Bugün Can Saban ve Tülay Yaşar'ın sorularını cevaplıyorum. Bu arada Tülay Yaşar oldukça çok soru yollamış, o soruları da önümüzdeki günlerde cevaplayacağım.
31)
Türk Sinemasında, Los Angeles'taki 5 büyük film şirketinin 20. yüzyılın
ortalarından beri uyguladığı ve gittikçe daha sistematik bir kulvarda ilerleyen
"gizli ortak" (veya "koşullu destek sistemi" olarak
Türkçe'ye çevirebileceğimiz) bir platformda, hakiki bir sinema sektörü
oluşturulması mümkün müdür?
Soruyu
açacak olursak, AOL, Toshiba, SONY gibi büyük ve çok ortaklı firmaların
Universal, Paramount, Columbia gibi devlerin arkasında durması ve film
ortaklıklarında bulunması, Türkiye'de de uygulanabilir bir sistem midir?
Yeşilçam'da büyük firmalarının desteği sadece sponsorluk düzeyinde kalması,
filmlere yapılan desteğin ürün yerleştirme veya "X, sunar" şeklinde
olması gelecek kuşaklar için de değişmeyecek bir engel midir? Bu konuda
ülkemizde GSM operatörleri dışında sinemaya ve/veya film şirketlerine, beyazperdenin
tüm ürünlerine reklam yapma amacı bulundurmadan, gizli ve açık ortaklık ile
destek vermesi mümkün müdür?
Sponsorluk
amacı bulundurmadan, marka bilinirliliğini arttırmaya yönelik olmayan sadece
kültürel destek ve küçük bir maddi geri dönüş alma kapsamında, ülkemizin büyük
sanayi kuruluşlarıyla bu ve benzeri çalışmalar yapılmakta mıdır? (Vestel'in
Anadolu Kartalları'na sponsor olup reklam kampanyası çıkması yerine,
"Zorlu Holding" - "x film" ortaklığı kurulabilir mi).
Bu ‘soru’, Türkiye’deki sinemanın endüstri
olamamasının nedenini açıkça ortaya koymaktadır. Sponsorluk kavramı da
Türkiye’de yanlış algılanan bir kavramdır. Ancak, Türkiye’de
yatırımcılar,sinema alanını hala bir ‘yatırım alanı’ olarak görememektedirler.

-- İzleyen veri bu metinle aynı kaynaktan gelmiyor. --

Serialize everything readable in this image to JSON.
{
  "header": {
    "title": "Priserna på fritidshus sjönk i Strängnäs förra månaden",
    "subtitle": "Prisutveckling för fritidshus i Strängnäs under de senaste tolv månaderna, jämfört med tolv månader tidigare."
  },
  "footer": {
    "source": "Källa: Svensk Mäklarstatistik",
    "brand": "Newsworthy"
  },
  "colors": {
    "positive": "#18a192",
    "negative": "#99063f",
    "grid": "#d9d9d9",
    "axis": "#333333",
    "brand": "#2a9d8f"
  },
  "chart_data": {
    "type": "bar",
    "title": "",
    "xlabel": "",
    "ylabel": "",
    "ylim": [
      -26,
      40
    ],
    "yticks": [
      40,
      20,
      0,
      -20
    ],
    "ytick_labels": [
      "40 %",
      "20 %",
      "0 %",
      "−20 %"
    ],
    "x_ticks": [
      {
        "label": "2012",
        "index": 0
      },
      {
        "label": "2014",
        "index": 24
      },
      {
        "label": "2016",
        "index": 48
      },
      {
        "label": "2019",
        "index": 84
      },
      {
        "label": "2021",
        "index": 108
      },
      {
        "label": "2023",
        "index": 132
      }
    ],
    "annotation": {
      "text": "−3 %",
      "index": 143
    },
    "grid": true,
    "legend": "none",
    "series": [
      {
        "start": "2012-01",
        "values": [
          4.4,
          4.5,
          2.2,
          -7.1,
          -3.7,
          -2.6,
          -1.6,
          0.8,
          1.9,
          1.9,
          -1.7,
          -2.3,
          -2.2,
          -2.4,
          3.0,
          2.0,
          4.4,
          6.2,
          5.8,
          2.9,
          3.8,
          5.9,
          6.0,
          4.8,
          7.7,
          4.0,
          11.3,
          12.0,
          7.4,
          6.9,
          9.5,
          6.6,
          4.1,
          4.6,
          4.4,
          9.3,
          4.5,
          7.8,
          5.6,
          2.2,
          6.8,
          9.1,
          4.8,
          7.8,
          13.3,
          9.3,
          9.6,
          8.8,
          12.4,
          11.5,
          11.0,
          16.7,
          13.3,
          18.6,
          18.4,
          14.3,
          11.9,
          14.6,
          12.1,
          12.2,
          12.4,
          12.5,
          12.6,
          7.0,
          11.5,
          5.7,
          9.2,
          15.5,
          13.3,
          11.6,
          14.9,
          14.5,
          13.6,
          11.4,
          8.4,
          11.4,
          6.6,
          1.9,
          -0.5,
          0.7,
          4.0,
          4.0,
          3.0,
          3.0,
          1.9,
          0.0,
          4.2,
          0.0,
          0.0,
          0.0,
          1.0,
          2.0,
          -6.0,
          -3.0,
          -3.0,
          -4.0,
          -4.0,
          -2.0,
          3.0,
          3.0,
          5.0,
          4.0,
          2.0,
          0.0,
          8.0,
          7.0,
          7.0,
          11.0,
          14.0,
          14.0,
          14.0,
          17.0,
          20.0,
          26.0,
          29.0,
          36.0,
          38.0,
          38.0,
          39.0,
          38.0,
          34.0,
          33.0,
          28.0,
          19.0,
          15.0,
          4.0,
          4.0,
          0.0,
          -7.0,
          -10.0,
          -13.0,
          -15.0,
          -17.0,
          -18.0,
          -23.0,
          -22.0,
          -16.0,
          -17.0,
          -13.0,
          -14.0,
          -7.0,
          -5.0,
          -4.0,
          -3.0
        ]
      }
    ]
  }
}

Yatırımı ‘sponsorluk’ adı altında gerçekleştiririp, ‘tanıtım’ amacı ile
sinemayı kullanmaktadırlar. Bu bağlamda endüstrileşme sadece bilet satarak
gerçekleşmez, önce tüketiciyi yaratmak ve bu tüketiciye uygun projeler
geliştirmek ile olur. Yani, projenin içinde bir sinema filmi, yanında pek çok
ürüün pazarlanmasını sağlayabilir. Bu bağlamda, hedef kitlei ve hedefi belirli
projeler üretilip, kar dönüşümü orta vadede planlanırsa, bugün ‘sponsor’ adıyla
varolan şirketler, sinema sektöründe ‘yatırımcı film şirketleri’ modeline
dönüşebilir.
32)
Hiçbir koşul altında "Ticari kaygı gütmeyen" bir film yapımcılığından
samimi olarak bahsedebilir miyiz? Cevabımız hayır ise günümüzde çok kez
tartışma konusu olmuş olan "ticari film" - "sanat filmi"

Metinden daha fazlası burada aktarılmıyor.